Hi all,

I am trying to compare spark and flink batch performance. In my test i am using ratings.csv in http://files.grouplens.org/datasets/movielens/ml-latest.zip dataset. I also concatenated ratings.csv 16 times to increase dataset size(total of 390465536 records almost 10gb).I am reading from google storage with gcs-connector and  file schema is : userId,movieId,rating,timestamp.

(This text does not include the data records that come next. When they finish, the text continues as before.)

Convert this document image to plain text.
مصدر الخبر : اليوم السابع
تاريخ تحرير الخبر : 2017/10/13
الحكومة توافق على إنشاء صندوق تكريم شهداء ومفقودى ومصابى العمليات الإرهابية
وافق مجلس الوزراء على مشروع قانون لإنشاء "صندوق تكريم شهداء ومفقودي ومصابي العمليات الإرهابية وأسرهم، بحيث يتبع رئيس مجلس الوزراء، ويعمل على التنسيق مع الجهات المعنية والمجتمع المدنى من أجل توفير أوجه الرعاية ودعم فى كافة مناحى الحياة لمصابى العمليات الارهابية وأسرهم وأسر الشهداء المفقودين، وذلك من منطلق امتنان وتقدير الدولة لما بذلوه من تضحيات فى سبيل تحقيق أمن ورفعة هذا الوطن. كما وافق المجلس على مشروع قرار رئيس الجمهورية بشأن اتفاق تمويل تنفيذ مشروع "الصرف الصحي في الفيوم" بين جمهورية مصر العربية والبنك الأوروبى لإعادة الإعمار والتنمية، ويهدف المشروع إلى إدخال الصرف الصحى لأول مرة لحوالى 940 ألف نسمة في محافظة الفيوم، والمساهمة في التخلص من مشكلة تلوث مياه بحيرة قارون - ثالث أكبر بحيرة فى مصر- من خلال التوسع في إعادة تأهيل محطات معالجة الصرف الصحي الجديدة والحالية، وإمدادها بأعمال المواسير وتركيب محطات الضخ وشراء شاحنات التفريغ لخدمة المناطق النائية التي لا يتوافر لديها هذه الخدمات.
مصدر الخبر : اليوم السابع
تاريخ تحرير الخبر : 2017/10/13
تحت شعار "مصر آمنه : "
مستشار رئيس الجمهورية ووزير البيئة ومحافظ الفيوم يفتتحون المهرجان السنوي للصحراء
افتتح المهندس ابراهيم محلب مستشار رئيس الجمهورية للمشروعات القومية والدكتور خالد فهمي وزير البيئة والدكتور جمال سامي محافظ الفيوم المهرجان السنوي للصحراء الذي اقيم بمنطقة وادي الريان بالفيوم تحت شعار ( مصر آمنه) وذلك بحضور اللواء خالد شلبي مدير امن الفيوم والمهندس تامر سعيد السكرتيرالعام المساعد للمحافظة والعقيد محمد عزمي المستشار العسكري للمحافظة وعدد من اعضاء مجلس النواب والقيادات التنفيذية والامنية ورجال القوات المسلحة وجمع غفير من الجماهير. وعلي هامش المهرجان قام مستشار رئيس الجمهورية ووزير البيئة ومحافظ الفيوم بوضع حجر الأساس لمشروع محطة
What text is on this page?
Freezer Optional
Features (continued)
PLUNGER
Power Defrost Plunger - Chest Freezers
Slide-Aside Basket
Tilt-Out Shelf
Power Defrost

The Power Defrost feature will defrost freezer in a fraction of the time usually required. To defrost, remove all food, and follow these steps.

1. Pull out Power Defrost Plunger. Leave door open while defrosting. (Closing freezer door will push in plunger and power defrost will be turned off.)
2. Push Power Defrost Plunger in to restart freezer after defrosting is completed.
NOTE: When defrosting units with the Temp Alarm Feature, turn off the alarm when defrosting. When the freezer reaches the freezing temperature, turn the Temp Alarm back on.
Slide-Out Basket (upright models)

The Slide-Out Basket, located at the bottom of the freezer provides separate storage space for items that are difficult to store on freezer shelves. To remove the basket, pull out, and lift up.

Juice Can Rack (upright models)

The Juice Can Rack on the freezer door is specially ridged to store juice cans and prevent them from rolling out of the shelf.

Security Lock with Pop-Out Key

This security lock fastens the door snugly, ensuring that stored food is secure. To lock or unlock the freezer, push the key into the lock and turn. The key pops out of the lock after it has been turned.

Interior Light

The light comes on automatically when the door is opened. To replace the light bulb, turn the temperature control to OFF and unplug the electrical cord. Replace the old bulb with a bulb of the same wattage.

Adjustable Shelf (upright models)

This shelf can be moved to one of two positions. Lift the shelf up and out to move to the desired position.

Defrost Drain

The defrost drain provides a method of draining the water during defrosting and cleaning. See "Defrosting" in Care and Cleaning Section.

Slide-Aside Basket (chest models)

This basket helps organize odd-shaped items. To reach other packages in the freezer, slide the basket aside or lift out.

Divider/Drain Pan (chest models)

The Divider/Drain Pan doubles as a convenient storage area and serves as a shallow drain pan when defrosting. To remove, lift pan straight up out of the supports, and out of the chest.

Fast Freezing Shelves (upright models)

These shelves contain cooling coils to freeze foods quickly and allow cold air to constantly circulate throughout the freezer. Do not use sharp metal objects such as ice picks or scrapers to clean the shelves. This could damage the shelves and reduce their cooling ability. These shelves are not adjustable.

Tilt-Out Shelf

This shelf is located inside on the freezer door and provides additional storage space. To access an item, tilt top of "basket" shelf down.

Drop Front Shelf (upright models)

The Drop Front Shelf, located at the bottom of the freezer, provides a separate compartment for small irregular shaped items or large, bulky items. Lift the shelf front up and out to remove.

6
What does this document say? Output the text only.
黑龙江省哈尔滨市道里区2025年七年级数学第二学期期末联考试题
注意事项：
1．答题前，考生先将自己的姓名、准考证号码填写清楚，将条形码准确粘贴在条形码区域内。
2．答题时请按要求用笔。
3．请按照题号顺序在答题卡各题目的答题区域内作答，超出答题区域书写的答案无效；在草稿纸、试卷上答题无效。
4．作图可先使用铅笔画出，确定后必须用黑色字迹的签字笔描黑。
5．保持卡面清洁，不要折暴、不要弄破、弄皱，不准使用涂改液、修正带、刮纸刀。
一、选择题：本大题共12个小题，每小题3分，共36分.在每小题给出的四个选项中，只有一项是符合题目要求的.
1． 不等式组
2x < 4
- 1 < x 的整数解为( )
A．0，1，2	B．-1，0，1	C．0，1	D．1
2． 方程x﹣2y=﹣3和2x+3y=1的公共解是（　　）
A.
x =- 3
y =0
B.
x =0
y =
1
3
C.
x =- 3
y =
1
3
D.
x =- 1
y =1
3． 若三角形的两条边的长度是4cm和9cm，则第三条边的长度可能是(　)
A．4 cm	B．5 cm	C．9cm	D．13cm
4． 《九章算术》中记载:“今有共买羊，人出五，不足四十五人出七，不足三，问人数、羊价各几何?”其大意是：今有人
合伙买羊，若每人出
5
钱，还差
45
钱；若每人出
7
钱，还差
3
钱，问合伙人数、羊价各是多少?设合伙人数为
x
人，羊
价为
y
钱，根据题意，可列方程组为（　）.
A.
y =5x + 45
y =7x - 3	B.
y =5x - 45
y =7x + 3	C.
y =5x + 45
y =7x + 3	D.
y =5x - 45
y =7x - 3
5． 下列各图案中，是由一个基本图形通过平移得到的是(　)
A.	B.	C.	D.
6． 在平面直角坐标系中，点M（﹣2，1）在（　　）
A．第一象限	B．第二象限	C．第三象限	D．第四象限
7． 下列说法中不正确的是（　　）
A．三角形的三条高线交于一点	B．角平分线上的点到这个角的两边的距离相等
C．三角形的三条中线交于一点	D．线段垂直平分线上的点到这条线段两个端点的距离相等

Basically i am calculating average rating per movie

Code for flink(i tested CombineHint.HASH and CombineHint.SORT)
case class Rating(userID: String, movieID: String, rating: Double, date: Timestamp)
 
def parseRating(line: String): Rating = {
  val arr = line.split(",")
  Rating(arr(0), arr(1), arr(2).toDouble, new Timestamp((arr(3).toLong * 1000)))
}
 
val ratings: DataSet[Rating] = env.readTextFile("gs://cpcflink/wikistream/ratingsheadless16x.csv").map(a => parseRating(a))
ratings
  .map(i => (i.movieID, 1, i.rating))
  .groupBy(0).reduce((l, r) => (l._1, l._2 + r._2, l._3 + r._3), CombineHint.HASH)
  .map(i => (i._1, i._3 / i._2)).collect().sortBy(_._1).sortBy(_._2)(Ordering.Double.reverse).take(10)

with CombineHint.HASH 3m49s and with CombineHint.SORT 5m9s

Code for Spark(i tested reduceByKey and reduceByKeyLocaly)
case class Rating(userID: String, movieID: String, rating: Double, date: Timestamp)
def parseRating(line: String): Rating = {
  val arr = line.split(",")
  Rating(arr(0), arr(1), arr(2).toDouble, new Timestamp((arr(3).toLong * 1000)))
}
val conf = new SparkConf().setAppName("Simple Application")
val sc = new SparkContext(conf)
val keyed: RDD[(String, (Int, Double))] = sc.textFile("gs://cpcflink/wikistream/ratingsheadless16x.csv").map(parseRating).map(r => (r.movieID, (1, r.rating)))
keyed.reduceByKey((l, r) => (l._1 + r._1, l._2 + r._2)).mapValues(i => i._2 / i._1).collect.sortBy(_._1).sortBy(a=>a._2)(Ordering.Double.reverse).take(10).foreach(println)

with reduceByKeyLocaly 2.9 minute(almost 2m54s) and reduceByKey 3.1 minute(almost 3m6s) 

Machine config on google cloud:
taskmanager/sparkmaster: n1-standard-1 (1 vCPU, 3.75 GB memory)
jobmanager/sparkworkers: n1-standard-2 (2 vCPUs, 7.5 GB memory)
java version:jdk jdk-8u102
flink:1.1.3
spark:2.0.2

I also attached flink-conf.yaml. Although it is not such a big difference there is a 40% performance difference between spark and flink. Is there something i am doing wrong? If there is not how can i fine tune flink or is it normal spark has better performance with batch data?

Thank you in advance...